I fight with all of my tiger heart, too, but I always come up short, even when I’m winning. I begged for years to attend a US college like Ella, and then I dropped out after one semester.
One whole semester.
Sam calls it the Freshman Fuck-up Special. He lasted a whole two years before he was tossing his frat house keys in the trash. There was only one way he was going, and that was straight into the family business…
The Santiago Cartel business.
As for me, I’m like one of those insects that dances above treetops on a summer’s evening, with too much energy and no place to go.
“Good night, last night?” Ella finally glances up from the screen as I stumble into the room, leaving a trail of bleeding Louboutin’s behind me.
“It was okay.” I reach for the volume control on the portable speaker, hitting the mute button with a frown. “You know you’re the only person under forty-five who thinks Fleetwood Mac are cool, right?”
“Don’t diss the Mac,” she whispers in mock horror, raking red-rimmed eyes over my non-existent cocktail dress. “And what the heck are you wearing? You’ll give Reece a heart attack.”
“Heck” is the closest Ella ever comes to cursing.
“Reece was already flat-lining in the hallway about something else.” I go to pick up her iPhone from the coffee table.
Now it’s Ella’s turn to cluck with disapproval. “Don’t tell me you ditched your security again?
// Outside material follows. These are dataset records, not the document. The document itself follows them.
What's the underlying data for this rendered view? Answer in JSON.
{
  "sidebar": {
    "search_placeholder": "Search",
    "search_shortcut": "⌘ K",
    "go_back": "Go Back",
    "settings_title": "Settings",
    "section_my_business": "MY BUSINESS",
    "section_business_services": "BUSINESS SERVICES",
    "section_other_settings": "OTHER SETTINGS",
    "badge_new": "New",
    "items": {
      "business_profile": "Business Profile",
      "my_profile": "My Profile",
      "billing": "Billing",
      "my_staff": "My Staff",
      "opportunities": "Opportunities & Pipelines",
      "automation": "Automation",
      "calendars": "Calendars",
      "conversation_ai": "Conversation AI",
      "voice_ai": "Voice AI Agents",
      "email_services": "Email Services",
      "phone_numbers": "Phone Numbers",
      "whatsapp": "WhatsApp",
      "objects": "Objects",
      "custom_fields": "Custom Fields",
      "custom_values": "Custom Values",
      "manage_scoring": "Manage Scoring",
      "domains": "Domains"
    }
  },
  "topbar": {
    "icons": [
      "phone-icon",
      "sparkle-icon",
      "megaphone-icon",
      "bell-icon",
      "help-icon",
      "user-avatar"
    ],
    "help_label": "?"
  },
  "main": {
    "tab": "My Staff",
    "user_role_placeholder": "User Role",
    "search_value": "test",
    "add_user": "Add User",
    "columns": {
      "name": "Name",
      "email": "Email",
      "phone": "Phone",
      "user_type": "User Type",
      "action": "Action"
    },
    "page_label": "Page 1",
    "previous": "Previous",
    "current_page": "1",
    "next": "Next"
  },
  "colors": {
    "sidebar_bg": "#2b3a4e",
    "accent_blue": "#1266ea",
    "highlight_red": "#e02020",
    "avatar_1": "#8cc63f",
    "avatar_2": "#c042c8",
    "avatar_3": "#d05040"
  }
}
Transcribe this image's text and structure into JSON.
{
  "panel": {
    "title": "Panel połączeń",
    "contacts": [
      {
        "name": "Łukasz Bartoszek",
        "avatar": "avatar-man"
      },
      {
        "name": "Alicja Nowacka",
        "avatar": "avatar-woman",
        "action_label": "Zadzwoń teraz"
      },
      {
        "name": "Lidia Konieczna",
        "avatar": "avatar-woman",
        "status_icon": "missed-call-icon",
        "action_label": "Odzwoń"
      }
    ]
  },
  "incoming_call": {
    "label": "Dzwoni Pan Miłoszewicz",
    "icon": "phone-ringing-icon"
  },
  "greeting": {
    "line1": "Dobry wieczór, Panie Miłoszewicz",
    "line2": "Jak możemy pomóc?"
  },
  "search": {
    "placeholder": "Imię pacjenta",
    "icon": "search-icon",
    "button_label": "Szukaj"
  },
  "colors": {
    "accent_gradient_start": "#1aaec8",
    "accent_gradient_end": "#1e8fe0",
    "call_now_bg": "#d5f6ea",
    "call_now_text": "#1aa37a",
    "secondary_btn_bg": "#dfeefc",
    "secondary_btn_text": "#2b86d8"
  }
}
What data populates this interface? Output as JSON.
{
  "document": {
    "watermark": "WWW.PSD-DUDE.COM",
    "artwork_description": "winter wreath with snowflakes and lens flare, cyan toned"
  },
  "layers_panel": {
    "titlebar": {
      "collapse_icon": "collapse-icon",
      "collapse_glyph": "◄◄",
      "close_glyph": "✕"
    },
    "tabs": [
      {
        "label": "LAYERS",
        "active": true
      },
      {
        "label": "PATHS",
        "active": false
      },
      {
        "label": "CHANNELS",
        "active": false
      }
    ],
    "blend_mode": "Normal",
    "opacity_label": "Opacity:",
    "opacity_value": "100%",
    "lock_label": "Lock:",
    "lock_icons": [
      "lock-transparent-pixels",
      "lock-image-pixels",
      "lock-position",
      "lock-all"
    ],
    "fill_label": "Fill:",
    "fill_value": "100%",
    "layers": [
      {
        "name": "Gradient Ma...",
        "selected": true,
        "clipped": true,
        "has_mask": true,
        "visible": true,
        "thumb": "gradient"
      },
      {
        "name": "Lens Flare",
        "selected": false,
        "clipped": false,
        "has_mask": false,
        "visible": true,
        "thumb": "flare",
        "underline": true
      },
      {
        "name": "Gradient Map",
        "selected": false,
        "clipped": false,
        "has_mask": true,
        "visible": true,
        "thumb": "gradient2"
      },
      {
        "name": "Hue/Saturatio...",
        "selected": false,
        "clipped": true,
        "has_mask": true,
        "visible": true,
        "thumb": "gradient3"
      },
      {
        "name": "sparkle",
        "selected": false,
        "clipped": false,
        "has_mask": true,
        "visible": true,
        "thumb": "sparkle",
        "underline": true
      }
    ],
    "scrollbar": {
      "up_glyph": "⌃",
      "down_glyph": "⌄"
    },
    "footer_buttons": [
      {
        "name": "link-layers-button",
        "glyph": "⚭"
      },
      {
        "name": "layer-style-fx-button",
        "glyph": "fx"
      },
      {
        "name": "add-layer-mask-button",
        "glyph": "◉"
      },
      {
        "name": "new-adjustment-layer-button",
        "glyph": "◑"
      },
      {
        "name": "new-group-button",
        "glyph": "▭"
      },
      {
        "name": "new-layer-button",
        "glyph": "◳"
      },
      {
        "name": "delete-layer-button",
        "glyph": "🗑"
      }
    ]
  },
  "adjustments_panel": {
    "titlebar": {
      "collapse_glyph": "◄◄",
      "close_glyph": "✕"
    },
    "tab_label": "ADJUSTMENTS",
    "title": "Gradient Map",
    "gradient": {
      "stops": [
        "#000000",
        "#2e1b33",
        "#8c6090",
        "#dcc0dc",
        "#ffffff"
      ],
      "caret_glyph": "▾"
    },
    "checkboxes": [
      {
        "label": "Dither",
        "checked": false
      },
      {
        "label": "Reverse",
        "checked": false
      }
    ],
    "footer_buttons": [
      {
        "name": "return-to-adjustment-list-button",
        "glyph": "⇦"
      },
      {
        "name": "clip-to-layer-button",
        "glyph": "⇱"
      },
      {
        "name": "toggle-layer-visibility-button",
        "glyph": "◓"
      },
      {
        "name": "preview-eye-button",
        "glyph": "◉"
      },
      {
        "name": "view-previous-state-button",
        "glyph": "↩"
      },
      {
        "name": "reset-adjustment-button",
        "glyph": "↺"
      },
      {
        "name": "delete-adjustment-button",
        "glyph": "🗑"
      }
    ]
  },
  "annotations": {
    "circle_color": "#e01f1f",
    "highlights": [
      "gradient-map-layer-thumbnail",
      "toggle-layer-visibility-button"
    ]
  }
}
You know it’s not safe on the East Coast. Edier warned us about standing too close to Mexican fire.” She waves her hand. “Or something like that.”
Ignoring her, I flick through her Spotify playlist for something that wasn’t born and bred in the era of bad fashion sense. “Does Edier know you’re a flower-powered soul trapped inside the body of a twenty-one-year-old goddess?”
Ella blushes. “Why would Edier give a damn what I am, or what I wear, for that matter?”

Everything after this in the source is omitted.